Today the excellent columnist Megan McArdle blogged a theory about why Americans were more willing to trust government in the decades immediately following the New Deal, but became distrustful towards government afterwards. Her theory is that many high quality employees were pushed into government work by a comparative lack of good private sector jobs. When the economy improved, it was impractical for long-term government employees to quit, but, so the theory goes, their successors were less worthy.
I very much respect McArdle's analysis, but in this case, I think that Megan's theory may well be flawed in that it implies that the broadly favorable public impressions of government present immediately following the great depression, and the broadly unfavorable impressions of government from the 1960s onward are actually variations from the same norm of "America."


I would say that to the contrary, the impressions of the government in both cases are actually impressions based on the overall SIZE of the government and regulations in the life cycle of the population in each era. In effect these two divergent appraisals of government reflect "normal" attitudes, in two very different, but characteristic systems.

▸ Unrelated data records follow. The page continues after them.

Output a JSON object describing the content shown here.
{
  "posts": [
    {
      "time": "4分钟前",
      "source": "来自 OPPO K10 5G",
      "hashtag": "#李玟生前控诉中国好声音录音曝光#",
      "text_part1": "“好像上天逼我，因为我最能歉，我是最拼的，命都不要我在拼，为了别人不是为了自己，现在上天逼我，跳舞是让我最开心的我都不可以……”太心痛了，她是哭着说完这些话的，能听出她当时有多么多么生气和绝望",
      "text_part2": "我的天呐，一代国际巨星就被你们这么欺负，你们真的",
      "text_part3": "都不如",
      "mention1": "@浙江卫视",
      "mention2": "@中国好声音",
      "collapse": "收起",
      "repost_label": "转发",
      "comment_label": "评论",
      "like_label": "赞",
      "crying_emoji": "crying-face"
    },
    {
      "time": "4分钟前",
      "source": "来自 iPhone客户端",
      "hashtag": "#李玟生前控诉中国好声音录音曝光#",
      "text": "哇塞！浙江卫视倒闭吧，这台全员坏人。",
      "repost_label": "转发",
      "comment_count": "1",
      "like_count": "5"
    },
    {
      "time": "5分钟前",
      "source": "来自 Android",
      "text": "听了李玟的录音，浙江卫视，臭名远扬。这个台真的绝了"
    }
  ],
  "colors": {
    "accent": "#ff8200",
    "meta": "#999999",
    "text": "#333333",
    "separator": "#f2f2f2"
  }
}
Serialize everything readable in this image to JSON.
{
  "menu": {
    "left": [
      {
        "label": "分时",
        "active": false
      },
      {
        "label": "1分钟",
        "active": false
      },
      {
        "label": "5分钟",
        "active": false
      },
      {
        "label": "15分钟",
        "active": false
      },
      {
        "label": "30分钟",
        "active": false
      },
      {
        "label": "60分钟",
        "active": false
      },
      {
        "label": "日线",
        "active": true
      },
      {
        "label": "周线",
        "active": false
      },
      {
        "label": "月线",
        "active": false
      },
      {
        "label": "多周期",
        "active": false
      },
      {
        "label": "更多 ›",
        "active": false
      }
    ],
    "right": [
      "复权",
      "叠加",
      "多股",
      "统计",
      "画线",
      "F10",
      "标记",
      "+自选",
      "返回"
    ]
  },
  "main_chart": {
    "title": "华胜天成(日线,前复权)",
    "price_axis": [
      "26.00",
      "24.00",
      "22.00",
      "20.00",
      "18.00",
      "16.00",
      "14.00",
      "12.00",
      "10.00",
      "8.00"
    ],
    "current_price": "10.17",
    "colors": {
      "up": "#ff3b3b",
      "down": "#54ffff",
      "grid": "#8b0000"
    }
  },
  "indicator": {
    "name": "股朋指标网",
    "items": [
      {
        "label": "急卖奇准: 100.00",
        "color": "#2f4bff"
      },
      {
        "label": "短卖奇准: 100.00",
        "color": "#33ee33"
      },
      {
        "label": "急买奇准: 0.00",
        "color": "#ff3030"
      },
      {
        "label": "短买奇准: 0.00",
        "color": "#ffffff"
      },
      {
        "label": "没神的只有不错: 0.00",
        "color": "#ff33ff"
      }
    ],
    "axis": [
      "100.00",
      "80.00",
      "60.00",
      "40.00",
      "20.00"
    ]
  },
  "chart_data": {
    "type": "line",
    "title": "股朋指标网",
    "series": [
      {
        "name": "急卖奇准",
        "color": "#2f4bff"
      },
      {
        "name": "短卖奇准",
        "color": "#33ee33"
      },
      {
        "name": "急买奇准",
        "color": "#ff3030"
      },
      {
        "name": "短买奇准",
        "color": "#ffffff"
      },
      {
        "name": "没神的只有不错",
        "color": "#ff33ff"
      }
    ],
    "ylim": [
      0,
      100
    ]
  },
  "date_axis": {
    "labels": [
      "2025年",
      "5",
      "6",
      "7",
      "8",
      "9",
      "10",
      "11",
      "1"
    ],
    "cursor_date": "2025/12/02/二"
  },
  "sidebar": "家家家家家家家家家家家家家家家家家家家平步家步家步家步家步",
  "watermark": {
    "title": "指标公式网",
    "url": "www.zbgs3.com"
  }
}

Before the New Deal, the US government was comparatively small, and the reduced size of government overall was actually characteristic of the English speaking nations as a whole. Even the British Empire in India or Sudan used a small number of governmental officials, and as such, had a small amount of bureaucracy in comparison to many governments in continental Europe, or their colonies.

When the government is small, it is fairly easy to see how it is serving a useful purpose.
By contrast, when the government is large, it is likely to be seen as much less as pure and true "public service".

Megan's theory would tend to suggest that if the government is only staffed with good enough people, the public will tend to have a good impression of it.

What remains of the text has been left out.